In response to the City's motion, Parvati argues that municipalities do not have immunity, qualified or absolute, under the federal civil rights laws presumably to show that any amendment to Defendants' affirmative defenses would be futile. See Smart, 562 F.3d at 811; Sound of Music, 477 F.3d at 922-23. Indeed, as the Seventh Circuit teaches: units of government are not entitled to immunity in suits under § 1983. Official immunities (judicial, legislative, absolute, qualified, quasi, and so on) are personal defenses designed to protect the finances of public officials whose salaries do not compensate them for the risks of liability under vague and hard-to-foresee constitutional doctrines.

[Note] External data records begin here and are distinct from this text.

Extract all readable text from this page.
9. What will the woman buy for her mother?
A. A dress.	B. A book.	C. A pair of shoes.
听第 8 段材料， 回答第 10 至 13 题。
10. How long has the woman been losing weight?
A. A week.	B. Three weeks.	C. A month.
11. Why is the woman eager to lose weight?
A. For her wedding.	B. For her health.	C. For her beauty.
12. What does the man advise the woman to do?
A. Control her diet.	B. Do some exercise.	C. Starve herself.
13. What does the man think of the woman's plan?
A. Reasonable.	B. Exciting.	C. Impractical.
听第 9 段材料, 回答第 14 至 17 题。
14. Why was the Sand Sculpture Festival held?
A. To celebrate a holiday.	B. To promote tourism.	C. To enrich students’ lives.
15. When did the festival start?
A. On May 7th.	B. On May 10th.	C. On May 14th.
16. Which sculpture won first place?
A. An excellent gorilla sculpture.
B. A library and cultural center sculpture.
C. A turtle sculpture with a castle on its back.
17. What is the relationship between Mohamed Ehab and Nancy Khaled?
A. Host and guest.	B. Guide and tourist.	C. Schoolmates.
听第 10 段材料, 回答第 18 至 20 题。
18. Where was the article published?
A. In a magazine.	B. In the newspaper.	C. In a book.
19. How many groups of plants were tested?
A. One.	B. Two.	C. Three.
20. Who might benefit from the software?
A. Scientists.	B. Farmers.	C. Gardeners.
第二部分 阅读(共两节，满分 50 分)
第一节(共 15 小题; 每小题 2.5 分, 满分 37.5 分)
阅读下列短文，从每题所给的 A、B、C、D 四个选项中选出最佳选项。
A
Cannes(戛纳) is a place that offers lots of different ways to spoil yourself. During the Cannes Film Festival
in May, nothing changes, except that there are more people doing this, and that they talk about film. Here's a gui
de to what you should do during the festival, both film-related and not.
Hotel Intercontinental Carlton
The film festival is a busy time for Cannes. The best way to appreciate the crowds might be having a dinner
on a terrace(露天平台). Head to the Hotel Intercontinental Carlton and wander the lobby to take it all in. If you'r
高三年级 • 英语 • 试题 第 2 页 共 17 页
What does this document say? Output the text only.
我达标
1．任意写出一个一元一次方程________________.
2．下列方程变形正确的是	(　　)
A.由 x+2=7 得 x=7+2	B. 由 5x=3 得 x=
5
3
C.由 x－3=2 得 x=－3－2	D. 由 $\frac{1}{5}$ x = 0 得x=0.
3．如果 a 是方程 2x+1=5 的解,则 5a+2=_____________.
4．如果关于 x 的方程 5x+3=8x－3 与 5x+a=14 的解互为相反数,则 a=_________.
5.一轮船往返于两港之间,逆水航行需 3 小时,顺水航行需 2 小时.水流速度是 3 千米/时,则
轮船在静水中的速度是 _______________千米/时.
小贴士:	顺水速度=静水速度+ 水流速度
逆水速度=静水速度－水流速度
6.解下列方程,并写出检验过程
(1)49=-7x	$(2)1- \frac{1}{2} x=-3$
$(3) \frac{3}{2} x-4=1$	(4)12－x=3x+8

Hernandez v. Sheahan, 455 F.3d 772, 776 (7th Cir. 2006) (citing Owen v. City of Independence, 445 U.S. 622, 100 S.Ct. 1398, 63 L.Ed.2d 673 (1980)). As the Seventh Circuit further articulates, Owen "holds that governmental bodies whose own policies are unconstitutional cannot obtain a derivative benefit from the qualified immunity that may protect their employees. [W]e cannot see any reason why a governmental entity would be entitled to one kind of immunity but not another." Hernandez, 455 F.3d at 776. Accordingly, the City's Second Additional Affirmative Defense as to the City of Oak Forest is futile. The individual Defendants, however, may evoke absolute immunity. See id. Therefore, the City must amend its Second Additional Affirmative Defense by removing any language that the City is entitled to absolute immunity.